Eilidh’s first job was working in a café while still at school. She then became a Receptionist in a sports centre. After some time away in Edinburgh studying towards a degree in Performing Arts and Dance, she returned home at the start of the pandemic and looked for work locally, starting in her current role.
Can you describe a typical day in your role as Receptionist?
A typical day consists of a variety of things. From checking customers into the hotel, answering emails and taking phone calls to working with various computer software, assembling invoices and entering bookings into our bookings system. Depending on whether I am in early to help with breakfasts, checking people out and preparing room keys or in at night to check people in, answer any emails and have everything prepared for the next morning, each shift is always very different, which I enjoy.
How did you end up in this role?
I started off working in a café from the age of 14, I then went on to work as a receptionist in a sports centre. This is mostly what lead me to be in my current role where I am required to be confident in both of these aspects of work. I have also been away to Edinburgh to get a degree in Performing Arts and Dance but returned home since Covid-19 struck.

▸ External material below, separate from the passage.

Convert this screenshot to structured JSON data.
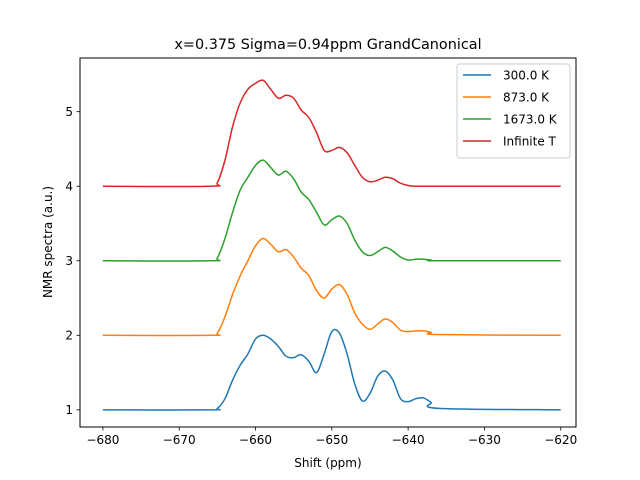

I then started looking for work locally as I knew at the time, I would not be able to work in the Arts industry just yet.
What is the best thing about your job?
The best thing about my job is how it can feel rewarding. Although I am faced with difficult scenarios now and again, the kindness and appreciation you can receive from customers can make up for all those difficult days.
What is the worst thing about your job?
The worst thing about my job would be being on the front line of the hotel, this means that myself and the other receptionists are usually the first people to deal with anyone with an issue, which occasionally can be quite daunting.
What skills do you need to undertake your role?
To work as a receptionist, you would require good communication skills, familiarity with computer software, an understanding of simple maths such as addition or percentages and experience in assembling emails, particularly punctuation and writing various types of letters. You would also need to have good attention to detail as most things in the hotel are organised by the receptionist, along with good customer service skills.
What qualifications do you have?
The highest qualification I currently hold is a Higher National Diploma in Professional Dance Performance.
I also hold:
Highers in Physical Education, Music, Drama, Photography and English.
National 5s in Modern Studies and Practical Cookery
Would you recommend this job to young people, if so why?
I would recommend this job to young people as it gets you lots of different experiences. You’ll build confidence, expand your experience in serving food, obtain customer service skills and answering phone calls.